I should point out that my application drops frames like crazy and that the event system is unbearably slow. So to be fair, the JMC based system is only two or three times faster (wild guess) on my single core CPU. And for some reason the Adobe player uses quite a bit of CPU while doing nothing, so maybe there is some background process screwing things up. But again.. stupid.. non-scientific test and total FUD factor. Also, if I use the Substance Graphite look and feel, JFC/Swing will need another 25Mb of memory.
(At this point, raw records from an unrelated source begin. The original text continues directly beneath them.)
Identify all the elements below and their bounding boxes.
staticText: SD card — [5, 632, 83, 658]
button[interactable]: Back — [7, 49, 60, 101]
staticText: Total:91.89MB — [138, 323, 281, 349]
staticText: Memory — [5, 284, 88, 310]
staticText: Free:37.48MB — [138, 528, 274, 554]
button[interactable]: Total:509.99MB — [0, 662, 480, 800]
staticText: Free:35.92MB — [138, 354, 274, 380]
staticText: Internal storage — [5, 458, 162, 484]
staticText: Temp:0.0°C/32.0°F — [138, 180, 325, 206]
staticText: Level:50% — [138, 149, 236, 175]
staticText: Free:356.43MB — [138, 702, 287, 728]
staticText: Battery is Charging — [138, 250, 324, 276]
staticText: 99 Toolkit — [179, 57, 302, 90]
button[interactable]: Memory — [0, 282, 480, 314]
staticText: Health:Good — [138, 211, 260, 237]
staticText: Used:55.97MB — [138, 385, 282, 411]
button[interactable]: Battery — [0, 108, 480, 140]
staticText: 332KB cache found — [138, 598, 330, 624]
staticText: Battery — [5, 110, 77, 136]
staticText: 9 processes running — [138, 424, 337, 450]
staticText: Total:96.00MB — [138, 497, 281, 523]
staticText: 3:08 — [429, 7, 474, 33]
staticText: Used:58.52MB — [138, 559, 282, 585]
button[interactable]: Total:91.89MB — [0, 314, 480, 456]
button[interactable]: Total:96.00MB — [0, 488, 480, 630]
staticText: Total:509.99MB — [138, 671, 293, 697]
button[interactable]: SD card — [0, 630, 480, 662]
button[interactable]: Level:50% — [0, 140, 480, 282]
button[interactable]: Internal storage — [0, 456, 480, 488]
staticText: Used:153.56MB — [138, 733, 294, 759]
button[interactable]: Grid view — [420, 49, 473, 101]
If only Sun management could make up their damn minds about the future of this technology. People like me just love pissing away months of work based on bullshit statements from incompetent people. I'm playing around with a C# based WPF player as well just to showcase my hostility towards the Sun desktop division. I sometimes wonder if Sun has four competent people fixing bugs and a boatload of college students with straight A's in Procrastination 101. Take a shit or get off the potty. Java One PDFs seems to be fictional literature rather than technical documentation. Like, I'm a nobody and all, but come on. How can Sun's desktop division call themselves competent when a publicly announced API with public documentation is over two years old and still not available in any form ? Because it's not called JavaFX Media Components. Or is Java just a PR label now ?
When I get a more powerful computer I will try nine and sixteen videos. The current setup uses 53 threads (JMC has parallel scalability), so I wonder what I will see then. I'm sort of worried that threading overhead and IO might become a problem if I push this to the extreme. But if Java can handle my J2EE code, then this should be a cakewalk.